Advanced topics: partitioned table and store Hive data in ORC format

If the data is large, partitioning the table is beneficial for queries that only need to scan a few partitions of the table. For instance, it is reasonable to partition the log data of a web site by dates.

In addition to partitioning Hive tables, it is also beneficial to store the Hive data in the Optimized Row Columnar (ORC) format. For more information on ORC formatting, see Using ORC files improves performance when Hive is reading, writing, and processing data.

Partitioned table

Here is the Hive query that creates a partitioned table and loads data into it.

CREATE EXTERNAL TABLE IF NOT EXISTS <database name>.<table name>
(field1 string,
...
fieldN string
)
PARTITIONED BY (<partitionfieldname> vartype) ROW FORMAT DELIMITED FIELDS TERMINATED BY '<field separator>'
     lines terminated by '<line separator>' TBLPROPERTIES("skip.header.line.count"="1");
LOAD DATA INPATH '<path to the source file>' INTO TABLE <database name>.<partitioned table name>
    PARTITION (<partitionfieldname>=<partitionfieldvalue>);

When querying partitioned tables, it is recommended to add the partition condition in the beginning of the where clause as this improves the efficacy of searching significantly.

select
    field1, field2, ..., fieldN
from <database name>.<partitioned table name>
where <partitionfieldname>=<partitionfieldvalue> and ...;

Store Hive data in ORC format

You cannot directly load data from blob storage into Hive tables that is stored in the ORC format. Here are the steps that the you need to take to load data from Azure blobs to Hive tables stored in ORC format.

Create an external table STORED AS TEXTFILE and load data from blob storage to the table.

    CREATE EXTERNAL TABLE IF NOT EXISTS <database name>.<external textfile table name>
    (
        field1 string,
        field2 int,
        ...
        fieldN date
    )
    ROW FORMAT DELIMITED FIELDS TERMINATED BY '<field separator>'
        lines terminated by '<line separator>' STORED AS TEXTFILE
        LOCATION 'wasb:///<directory in Azure blob>' TBLPROPERTIES("skip.header.line.count"="1");

    LOAD DATA INPATH '<path to the source file>' INTO TABLE <database name>.<table name>;

Create an internal table with the same schema as the external table in step 1, with the same field delimiter, and store the Hive data in the ORC format.

    CREATE TABLE IF NOT EXISTS <database name>.<ORC table name>
    (
        field1 string,
        field2 int,
        ...
        fieldN date
    )
    ROW FORMAT DELIMITED FIELDS TERMINATED BY '<field separator>' STORED AS ORC;

Select data from the external table in step 1 and insert into the ORC table

    INSERT OVERWRITE TABLE <database name>.<ORC table name>
        SELECT * FROM <database name>.<external textfile table name>;
Note

If the TEXTFILE table <database name>.<external textfile table name> has partitions, in STEP 3, the SELECT * FROM <database name>.<external textfile table name> command selects the partition variable as a field in the returned data set.
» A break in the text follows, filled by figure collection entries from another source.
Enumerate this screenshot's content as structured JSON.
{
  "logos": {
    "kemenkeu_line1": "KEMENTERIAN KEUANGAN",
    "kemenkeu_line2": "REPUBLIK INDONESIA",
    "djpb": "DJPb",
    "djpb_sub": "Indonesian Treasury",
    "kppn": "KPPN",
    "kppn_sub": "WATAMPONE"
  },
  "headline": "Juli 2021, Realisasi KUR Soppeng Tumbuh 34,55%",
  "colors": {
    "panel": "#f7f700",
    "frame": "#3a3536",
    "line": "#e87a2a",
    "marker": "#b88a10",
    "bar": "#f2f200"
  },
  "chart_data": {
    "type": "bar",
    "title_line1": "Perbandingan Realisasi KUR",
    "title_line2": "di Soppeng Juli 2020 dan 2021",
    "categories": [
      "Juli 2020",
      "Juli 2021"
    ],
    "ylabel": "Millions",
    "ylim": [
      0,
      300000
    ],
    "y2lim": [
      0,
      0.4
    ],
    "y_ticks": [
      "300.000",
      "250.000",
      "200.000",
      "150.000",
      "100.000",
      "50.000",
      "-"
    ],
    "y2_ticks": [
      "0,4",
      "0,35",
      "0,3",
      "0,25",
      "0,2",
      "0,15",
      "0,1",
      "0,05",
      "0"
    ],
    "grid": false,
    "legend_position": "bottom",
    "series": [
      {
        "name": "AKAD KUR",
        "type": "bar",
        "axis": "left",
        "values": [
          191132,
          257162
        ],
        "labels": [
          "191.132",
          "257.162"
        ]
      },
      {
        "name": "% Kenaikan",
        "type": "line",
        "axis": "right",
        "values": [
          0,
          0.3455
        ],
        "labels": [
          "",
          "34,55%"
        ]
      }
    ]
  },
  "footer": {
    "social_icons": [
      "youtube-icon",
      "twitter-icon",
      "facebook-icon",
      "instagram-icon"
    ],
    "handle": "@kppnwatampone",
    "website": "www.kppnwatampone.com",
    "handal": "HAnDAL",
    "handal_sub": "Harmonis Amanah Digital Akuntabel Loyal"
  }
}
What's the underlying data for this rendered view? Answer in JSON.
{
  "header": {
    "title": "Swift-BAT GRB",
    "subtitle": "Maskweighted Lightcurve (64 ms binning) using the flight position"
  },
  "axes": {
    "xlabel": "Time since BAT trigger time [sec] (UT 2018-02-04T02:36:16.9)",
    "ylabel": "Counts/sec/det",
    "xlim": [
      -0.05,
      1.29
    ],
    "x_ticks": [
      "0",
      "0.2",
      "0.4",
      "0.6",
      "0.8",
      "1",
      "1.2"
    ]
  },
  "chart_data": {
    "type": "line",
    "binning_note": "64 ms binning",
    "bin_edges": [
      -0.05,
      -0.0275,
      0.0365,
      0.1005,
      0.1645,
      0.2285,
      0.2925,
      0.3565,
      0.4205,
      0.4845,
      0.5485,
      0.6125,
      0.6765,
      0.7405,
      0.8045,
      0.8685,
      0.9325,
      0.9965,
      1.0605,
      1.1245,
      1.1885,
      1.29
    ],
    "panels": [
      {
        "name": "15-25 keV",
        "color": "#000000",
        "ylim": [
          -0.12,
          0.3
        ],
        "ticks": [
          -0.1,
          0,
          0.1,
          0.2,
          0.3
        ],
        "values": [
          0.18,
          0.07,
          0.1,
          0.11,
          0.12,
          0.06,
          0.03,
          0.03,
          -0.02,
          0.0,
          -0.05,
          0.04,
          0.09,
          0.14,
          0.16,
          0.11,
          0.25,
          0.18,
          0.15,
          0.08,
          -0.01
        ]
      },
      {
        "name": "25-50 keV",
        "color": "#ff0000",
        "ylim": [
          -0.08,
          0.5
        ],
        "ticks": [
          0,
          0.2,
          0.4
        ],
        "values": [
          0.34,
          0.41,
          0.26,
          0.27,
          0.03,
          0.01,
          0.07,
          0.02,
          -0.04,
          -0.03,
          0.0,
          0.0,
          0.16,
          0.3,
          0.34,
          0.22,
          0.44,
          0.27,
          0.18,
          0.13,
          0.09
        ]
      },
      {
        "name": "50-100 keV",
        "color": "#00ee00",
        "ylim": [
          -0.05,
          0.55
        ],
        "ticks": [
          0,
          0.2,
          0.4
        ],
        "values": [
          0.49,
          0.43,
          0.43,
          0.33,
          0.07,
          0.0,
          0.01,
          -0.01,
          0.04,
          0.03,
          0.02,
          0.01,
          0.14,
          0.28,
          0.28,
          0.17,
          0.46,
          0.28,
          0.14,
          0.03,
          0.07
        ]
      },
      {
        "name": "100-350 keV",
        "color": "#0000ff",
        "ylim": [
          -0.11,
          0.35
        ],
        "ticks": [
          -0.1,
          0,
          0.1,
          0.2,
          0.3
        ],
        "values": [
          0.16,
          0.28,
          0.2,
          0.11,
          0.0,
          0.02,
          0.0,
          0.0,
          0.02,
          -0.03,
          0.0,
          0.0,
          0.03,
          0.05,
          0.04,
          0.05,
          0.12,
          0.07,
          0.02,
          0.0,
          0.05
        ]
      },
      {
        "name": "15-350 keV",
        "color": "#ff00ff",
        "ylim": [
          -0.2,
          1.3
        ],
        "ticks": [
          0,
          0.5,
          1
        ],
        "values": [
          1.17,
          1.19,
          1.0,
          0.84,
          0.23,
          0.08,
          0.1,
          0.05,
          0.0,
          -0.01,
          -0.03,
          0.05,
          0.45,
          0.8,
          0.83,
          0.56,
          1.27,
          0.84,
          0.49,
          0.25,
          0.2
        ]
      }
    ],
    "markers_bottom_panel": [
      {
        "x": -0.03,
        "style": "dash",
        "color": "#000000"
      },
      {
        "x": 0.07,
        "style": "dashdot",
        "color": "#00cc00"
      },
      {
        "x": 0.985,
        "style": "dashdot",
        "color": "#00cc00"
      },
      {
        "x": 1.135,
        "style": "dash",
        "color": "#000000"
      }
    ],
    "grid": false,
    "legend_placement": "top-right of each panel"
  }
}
Inserting it into the <database name>.<ORC table name> fails since <database name>.<ORC table name> does not have the partition variable as a field in the table schema. In this case, you need to specifically select the fields to be inserted to <database name>.<ORC table name> as follows:

    INSERT OVERWRITE TABLE <database name>.<ORC table name> PARTITION (<partition variable>=<partition value>)
       SELECT field1, field2, ..., fieldN
       FROM <database name>.<external textfile table name>
       WHERE <partition variable>=<partition value>;

It is safe to drop the <external textfile table name> when using the following query after all data has been inserted into <database name>.<ORC table name>:

    DROP TABLE IF EXISTS <database name>.<external textfile table name>;

After following this procedure, you should have a table with data in the ORC format ready to use.